= Fountain House (nonprofit organization) =

Mental health nonprofit organization

Fountain House is a national mental health nonprofit organization focused on supporting people with serious and persistent mental illness. Founded in 1948, Fountain House originated the Clubhouse Model of Psychosocial Rehabilitation. The organization's stated mission is "to create the community, innovation, and social change needed for people most impacted by mental illness to lead connected and healthy lives."

The organization aims to address the isolation and social stigmatization faced by people with serious mental illness and provides assistance with housing, employment, education, community-building, and general wellness. Clubhouses work to foster interpersonal connection between members, facilitating social support for individuals experiencing serious mental illness.

The organization impacts over 100,000 people annually, has over 60,000 members, and has received the Conrad N. Hilton Humanitarian Prize.

== History ==
The origins of Fountain House can be traced back to 1943 at Rockland Psychiatric Center in Orangeburg, New York. While at Rockland, 10 patients formed a group that met in a "club room," where they shared their stories, read, painted, and socialized. This self-help group was created with the support of Dr. Hiram Johnson and volunteer Elizabeth Schermerhorn. By 1944, eight of the original members of this self-help group, as well as two former patients from other hospitals, created a formal name for the group, known as We Are Not Alone (WANA). WANA – which was created by and for people with serious mental illness – aimed to provide support to patients who were being discharged from hospitals back into their communities. The group gave practical assistance with finding employment and housing, and also provided opportunities to gain friendships and participate in recreational opportunities.

Fountain House was formally incorporated as a nonprofit organization in 1948 following the purchase of a brownstone building on 47th Street (Manhattan) in Manhattan, which served as a clubhouse for WANA. A fountain in the backyard patio inspired the name.

In 1955, a social worker from Michigan named John Beard was named Executive Director. Beard's pioneering philosophy emphasized mutually supportive relationships between members and staff, in the context of carrying out meaningful everyday tasks. The model was expanded across the US and eventually internationally starting in the 1950s, led largely by the National Council of Jewish Women. The model spread further with funding from the National Institute of Mental Health in 1977 for the National Clubhouse Training Program. In the mid-1990s New York City added 16 new clubhouses that were funded, in part by savings from the closing of several state mental hospitals into community programs.

In 1999, film maker Torstein Blixfjord directed a short performance piece to celebrate the 50th Anniversary of the Fountain House organisation in New York City. A block of the city was closed down, and portraits of Fountain House members by photographer Charlie Gross were projected onto buildings from windows. Saxophonists then descended from different fire escapes, each playing compositions by Briggan Krauss.

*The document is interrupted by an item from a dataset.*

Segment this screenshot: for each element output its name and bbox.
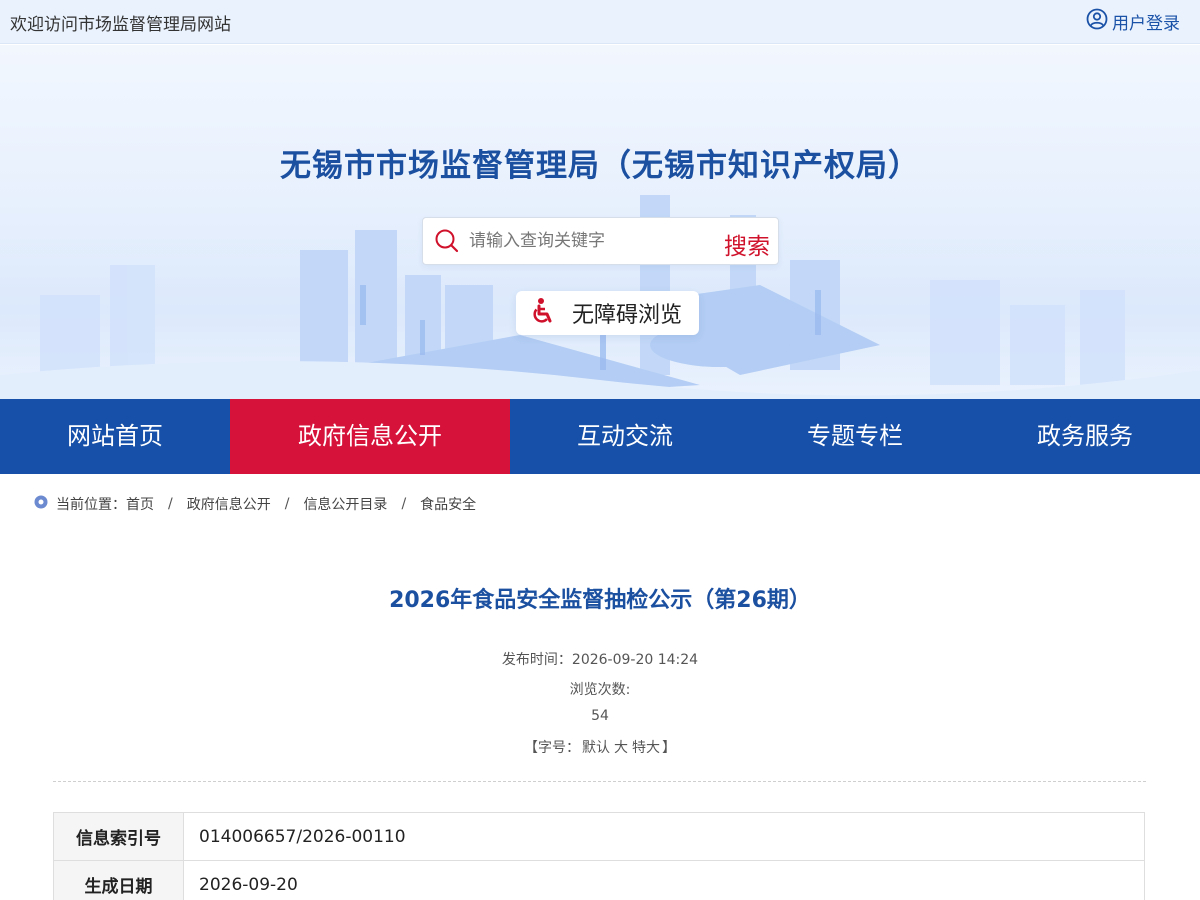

The type of community that was established at Fountain House, known as the Clubhouse Model, has been replicated more than 350 times in nearly 40 U.S. states and in 34 countries across the globe, serving more than 100,000 people annually. The global validity of the Clubhouse Model is moderated and approved by Clubhouse International.

In 2014, the Conrad N. Hilton Foundation honored the Fountain House organization with the Conrad N. Hilton Humanitarian Prize.